Receiver-Based Flow Control for Networks in Overload

TL;DR

This paper introduces a receiver-based flow control method with threshold-based packet dropping that maximizes utility in overloaded networks without source flow control, using virtual queues and back-pressure routing.

Contribution

It presents a novel receiver-based flow control scheme with utility functions for flow groups, achieving near-optimal performance without relying on arrival statistics.

Findings

Distributed threshold-based packet dropping maximizes throughput.

The scheme achieves near-optimal utility in overload conditions.

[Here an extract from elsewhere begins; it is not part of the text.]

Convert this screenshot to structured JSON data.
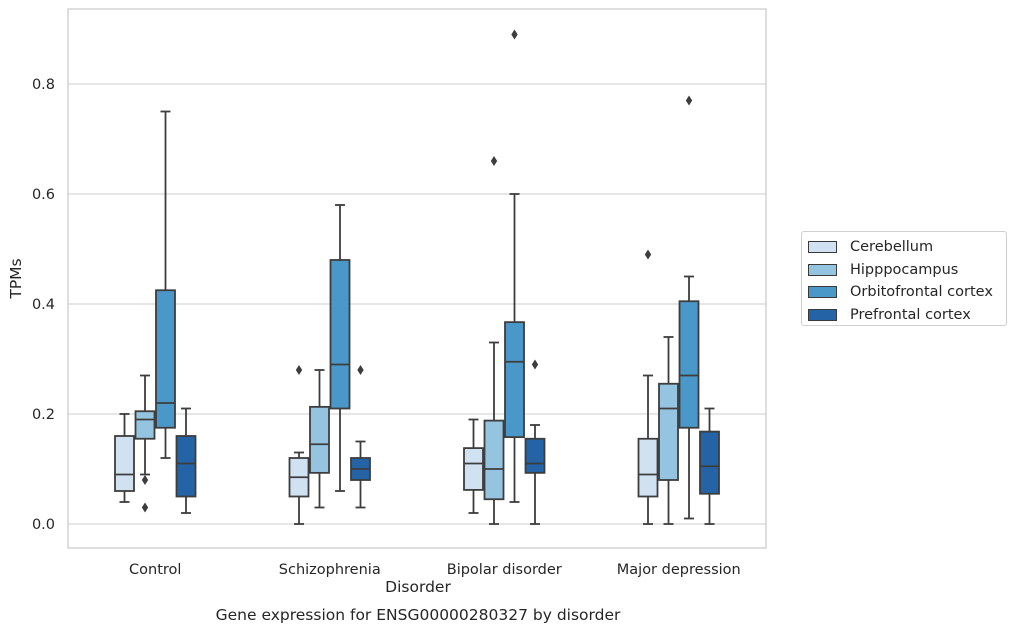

Performance is validated through simulations.

Abstract

We consider utility maximization in networks where the sources do not employ flow control and may consequently overload the network. In the absence of flow control at the sources, some packets will inevitably have to be dropped when the network is in overload. To that end, we first develop a distributed, threshold-based packet dropping policy that maximizes the weighted sum throughput. Next, we consider utility maximization and develop a receiver-based flow control scheme that, when combined with threshold-based packet dropping, achieves the optimal utility. The flow control scheme creates virtual queues at the receivers as a push-back mechanism to optimize the amount of data delivered to the destinations via back-pressure routing. A novel feature of our scheme is that a utility function can be assigned to a collection of flows, generalizing the traditional approach of optimizing per-flow utilities. Our control policies use finite-buffer queues and are independent of arrival statistics. Their near-optimal performance is proved and further supported by simulation results.